Create a table called 'ais' where each row is a different AIS ping, with no superfluous information. Construct a geometry column.

Create a second table called 'vinfo' which contains vessel-level information with no superfluous information.

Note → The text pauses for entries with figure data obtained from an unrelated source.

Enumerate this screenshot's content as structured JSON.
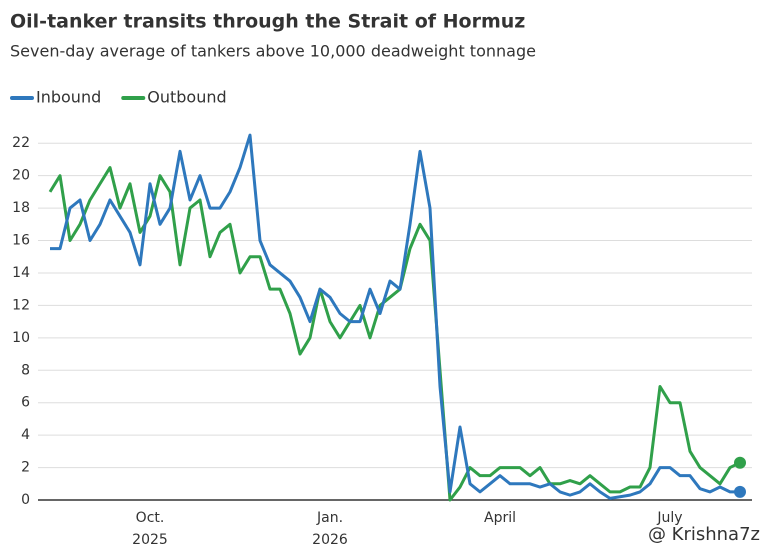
{
  "chart_data": {
    "type": "line",
    "title": "Oil-tanker transits through the Strait of Hormuz",
    "subtitle": "Seven-day average of tankers above 10,000 deadweight tonnage",
    "watermark": "@ Krishna7z",
    "categories": [
      null,
      null,
      null,
      null,
      null,
      null,
      null,
      null,
      null,
      null,
      "Oct.\n2025",
      null,
      null,
      null,
      null,
      null,
      null,
      null,
      null,
      null,
      null,
      null,
      null,
      null,
      null,
      null,
      null,
      null,
      "Jan.\n2026",
      null,
      null,
      null,
      null,
      null,
      null,
      null,
      null,
      null,
      null,
      null,
      null,
      null,
      null,
      null,
      null,
      "April",
      null,
      null,
      null,
      null,
      null,
      null,
      null,
      null,
      null,
      null,
      null,
      null,
      null,
      null,
      null,
      null,
      "July",
      null,
      null,
      null,
      null,
      null,
      null,
      null
    ],
    "series": [
      {
        "name": "Inbound",
        "color": "#2e78bd",
        "values": [
          15.5,
          15.5,
          18,
          18.5,
          16,
          17,
          18.5,
          17.5,
          16.5,
          14.5,
          19.5,
          17,
          18,
          21.5,
          18.5,
          20,
          18,
          18,
          19,
          20.5,
          22.5,
          16,
          14.5,
          14,
          13.5,
          12.5,
          11,
          13,
          12.5,
          11.5,
          11,
          11,
          13,
          11.5,
          13.5,
          13,
          17,
          21.5,
          18,
          7,
          0.5,
          4.5,
          1,
          0.5,
          1,
          1.5,
          1,
          1,
          1,
          0.8,
          1,
          0.5,
          0.3,
          0.5,
          1,
          0.5,
          0.1,
          0.2,
          0.3,
          0.5,
          1,
          2,
          2,
          1.5,
          1.5,
          0.7,
          0.5,
          0.8,
          0.5,
          0.5
        ]
      },
      {
        "name": "Outbound",
        "color": "#30a04a",
        "values": [
          19,
          20,
          16,
          17,
          18.5,
          19.5,
          20.5,
          18,
          19.5,
          16.5,
          17.5,
          20,
          19,
          14.5,
          18,
          18.5,
          15,
          16.5,
          17,
          14,
          15,
          15,
          13,
          13,
          11.5,
          9,
          10,
          13,
          11,
          10,
          11,
          12,
          10,
          12,
          12.5,
          13,
          15.5,
          17,
          16,
          8,
          0,
          0.8,
          2,
          1.5,
          1.5,
          2,
          2,
          2,
          1.5,
          2,
          1,
          1,
          1.2,
          1,
          1.5,
          1,
          0.5,
          0.5,
          0.8,
          0.8,
          2,
          7,
          6,
          6,
          3,
          2,
          1.5,
          1,
          2,
          2.3
        ]
      }
    ],
    "ylim": [
      0,
      23
    ],
    "yticks": [
      0,
      2,
      4,
      6,
      8,
      10,
      12,
      14,
      16,
      18,
      20,
      22
    ],
    "grid": true
  }
}
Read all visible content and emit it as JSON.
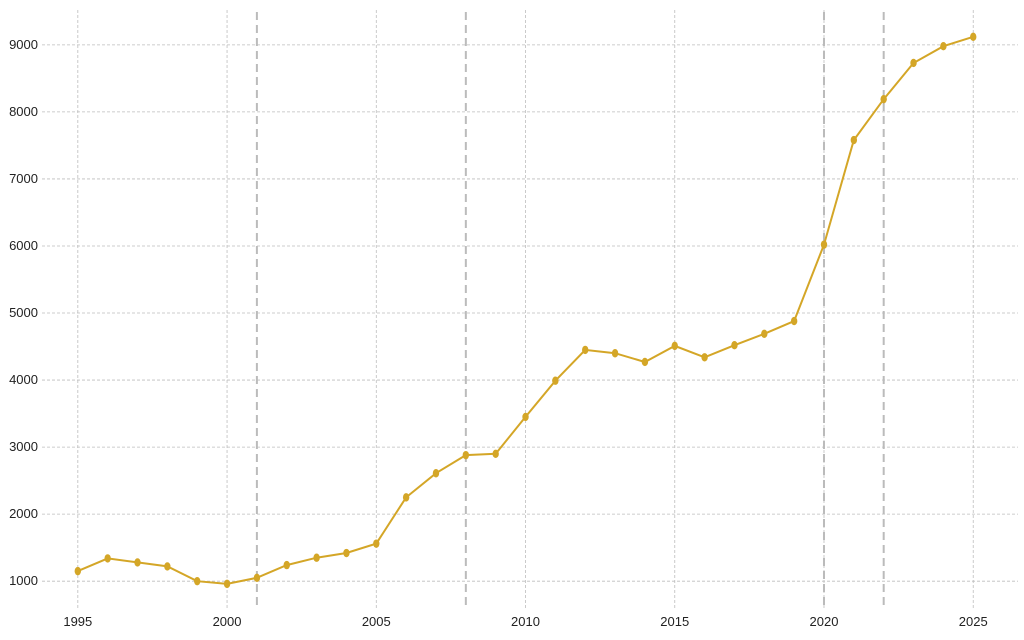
{
  "chart_data": {
    "type": "line",
    "title": "",
    "xlabel": "",
    "ylabel": "",
    "xlim": [
      1993.8,
      2026.5
    ],
    "ylim": [
      600,
      9520
    ],
    "x_ticks": [
      1995,
      2000,
      2005,
      2010,
      2015,
      2020,
      2025
    ],
    "y_ticks": [
      1000,
      2000,
      3000,
      4000,
      5000,
      6000,
      7000,
      8000,
      9000
    ],
    "grid": true,
    "legend": "none",
    "vertical_markers": [
      2001,
      2008,
      2020,
      2022
    ],
    "series": [
      {
        "color": "#D4A627",
        "x": [
          1995,
          1996,
          1997,
          1998,
          1999,
          2000,
          2001,
          2002,
          2003,
          2004,
          2005,
          2006,
          2007,
          2008,
          2009,
          2010,
          2011,
          2012,
          2013,
          2014,
          2015,
          2016,
          2017,
          2018,
          2019,
          2020,
          2021,
          2022,
          2023,
          2024,
          2025
        ],
        "values": [
          1150,
          1340,
          1280,
          1220,
          1000,
          960,
          1050,
          1240,
          1350,
          1420,
          1560,
          2250,
          2610,
          2880,
          2900,
          3450,
          3990,
          4450,
          4400,
          4270,
          4510,
          4340,
          4520,
          4690,
          4880,
          6020,
          7580,
          8190,
          8730,
          8980,
          9120
        ]
      }
    ]
  }
}
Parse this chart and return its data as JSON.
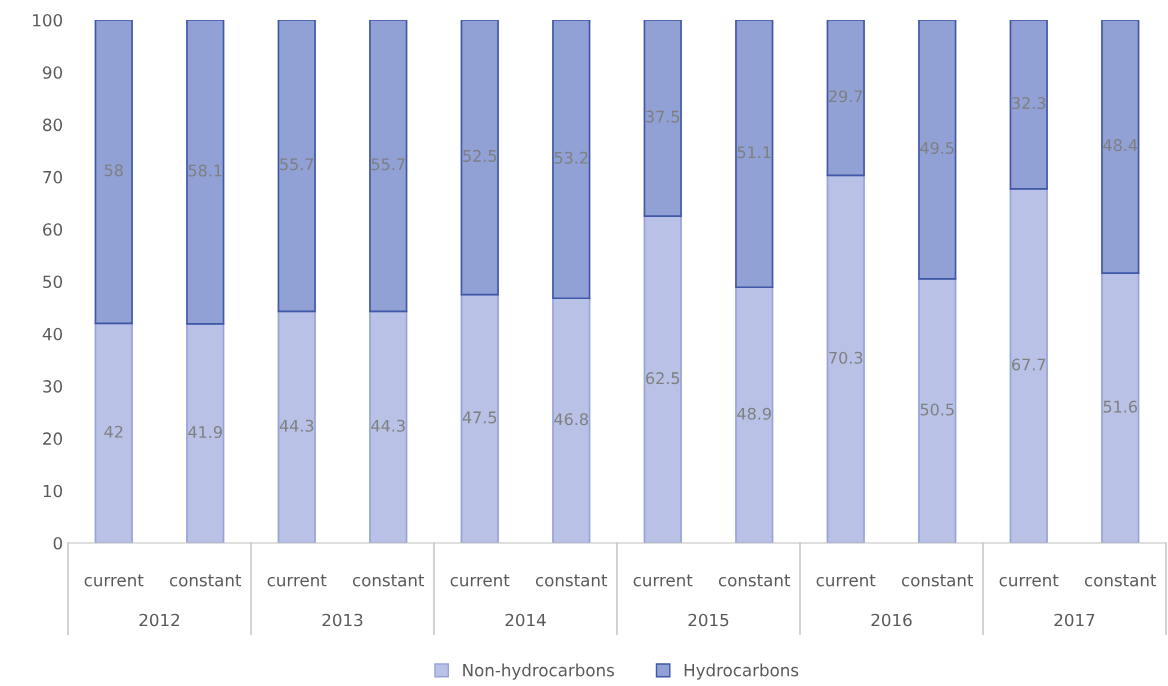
{
  "chart_data": {
    "type": "bar",
    "stacked": true,
    "categories": [
      "current",
      "constant",
      "current",
      "constant",
      "current",
      "constant",
      "current",
      "constant",
      "current",
      "constant",
      "current",
      "constant"
    ],
    "series": [
      {
        "name": "Non-hydrocarbons",
        "color": "#b9c2e6",
        "values": [
          42,
          41.9,
          44.3,
          44.3,
          47.5,
          46.8,
          62.5,
          48.9,
          70.3,
          50.5,
          67.7,
          51.6
        ]
      },
      {
        "name": "Hydrocarbons",
        "color": "#91a1d6",
        "values": [
          58,
          58.1,
          55.7,
          55.7,
          52.5,
          53.2,
          37.5,
          51.1,
          29.7,
          49.5,
          32.3,
          48.4
        ]
      }
    ],
    "annotations": [
      "2012",
      "2013",
      "2014",
      "2015",
      "2016",
      "2017"
    ],
    "ylim": [
      0,
      100
    ],
    "yticks": [
      0,
      10,
      20,
      30,
      40,
      50,
      60,
      70,
      80,
      90,
      100
    ],
    "data_labels": true,
    "grid": false,
    "legend": "bottom"
  }
}
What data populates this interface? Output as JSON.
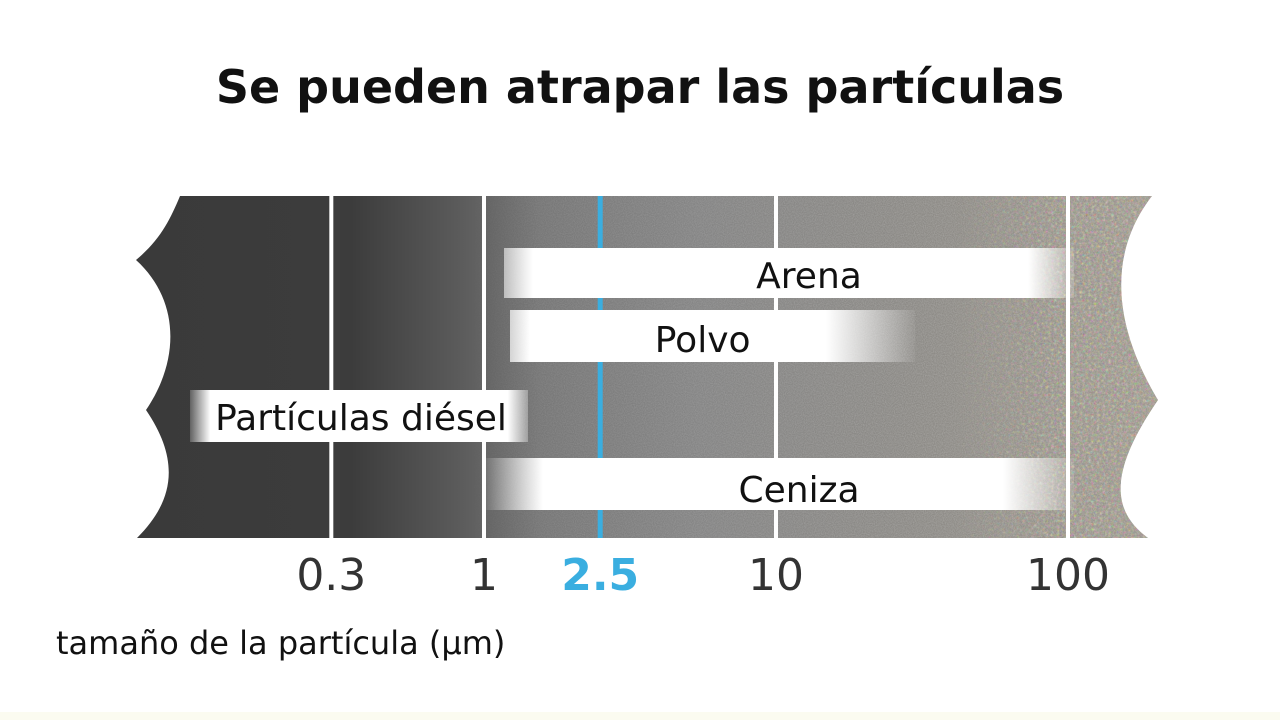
{
  "title": "Se pueden atrapar las partículas",
  "chart_data": {
    "type": "bar",
    "title": "Se pueden atrapar las partículas",
    "xlabel": "tamaño de la partícula (µm)",
    "x_scale": "log",
    "x_ticks": [
      {
        "value": 0.3,
        "label": "0.3"
      },
      {
        "value": 1,
        "label": "1"
      },
      {
        "value": 2.5,
        "label": "2.5",
        "highlight": true
      },
      {
        "value": 10,
        "label": "10"
      },
      {
        "value": 100,
        "label": "100"
      }
    ],
    "ranges": [
      {
        "name": "Arena",
        "from": 1,
        "to": 100
      },
      {
        "name": "Polvo",
        "from": 1,
        "to": 30
      },
      {
        "name": "Partículas diésel",
        "from": 0.1,
        "to": 1
      },
      {
        "name": "Ceniza",
        "from": 1,
        "to": 100
      }
    ],
    "colors": {
      "tick_line": "#ffffff",
      "highlight": "#3aaee0",
      "tick_text": "#333333"
    }
  }
}
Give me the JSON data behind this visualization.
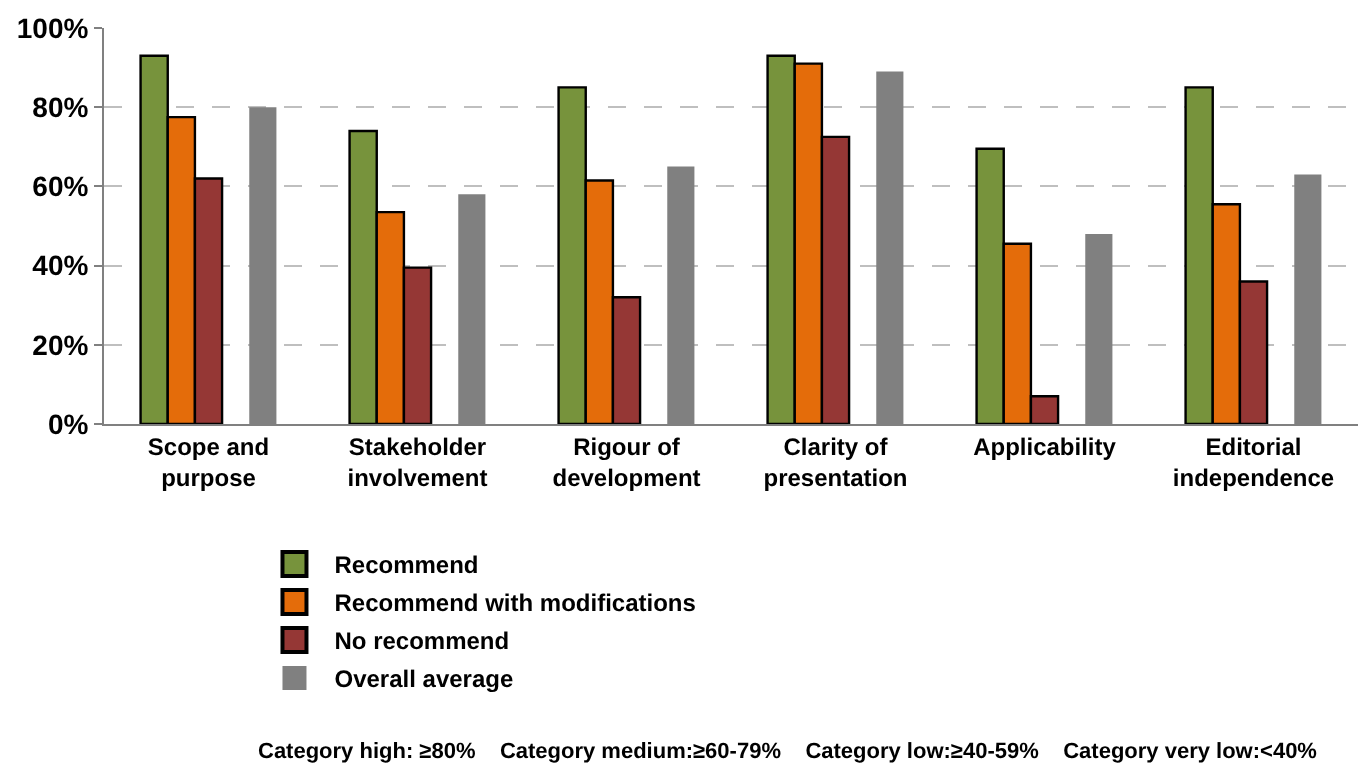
{
  "chart_data": {
    "type": "bar",
    "categories": [
      "Scope and purpose",
      "Stakeholder involvement",
      "Rigour of development",
      "Clarity of presentation",
      "Applicability",
      "Editorial independence"
    ],
    "series": [
      {
        "name": "Recommend",
        "color": "#77933c",
        "values": [
          93,
          74,
          85,
          93,
          69.5,
          85
        ]
      },
      {
        "name": "Recommend with modifications",
        "color": "#e46c0a",
        "values": [
          77.5,
          53.5,
          61.5,
          91,
          45.5,
          55.5
        ]
      },
      {
        "name": "No recommend",
        "color": "#953735",
        "values": [
          62,
          39.5,
          32,
          72.5,
          7,
          36
        ]
      },
      {
        "name": "Overall average",
        "color": "#808080",
        "values": [
          80,
          58,
          65,
          89,
          48,
          63
        ]
      }
    ],
    "ylim": [
      0,
      100
    ],
    "yticks": [
      {
        "value": 0,
        "label": "0%"
      },
      {
        "value": 20,
        "label": "20%"
      },
      {
        "value": 40,
        "label": "40%"
      },
      {
        "value": 60,
        "label": "60%"
      },
      {
        "value": 80,
        "label": "80%"
      },
      {
        "value": 100,
        "label": "100%"
      }
    ],
    "grid": "y",
    "legend": "bottom",
    "annotations": [
      "Category high: ≥80%    Category medium:≥60-79%    Category low:≥40-59%    Category very low:<40%"
    ]
  }
}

You can set a spatial index on each of these tables as follows:

`CREATE INDEX index_name ON table_name USING RTREE(geom);`

In [52]:
%%sql

DROP TABLE IF EXISTS AIS;

CREATE TABLE AIS AS SELECT * FROM 'https://storage.googleapis.com/qm2/casa0025_ships.csv';


ALTER TABLE AIS ADD COLUMN geom GEOMETRY;

UPDATE AIS
SET geom = ST_SetSRID(ST_MakePoint(lon, lat), 4326);



RuntimeError: (duckdb.duckdb.CatalogException) Catalog Error: Column with name geom already exists!
[SQL: ALTER TABLE AIS ADD COLUMN geom GEOMETRY;]
(Background on this error at: https://sqlalche.me/e/20/f405)
If you need help solving this issue, send us a message: https://ploomber.io/community


## Step 2

Use a spatial join to identify ship-to-ship transfers in this dataset.
Two ships are considered to be conducting a ship to ship transfer IF:

* They are within 500 meters of each other
* For more than two hours
* And their speed is lower than 1 knot

Some things to consider: make sure you're not joining ships with themselves. Try working with subsets of the data first while you try different things out.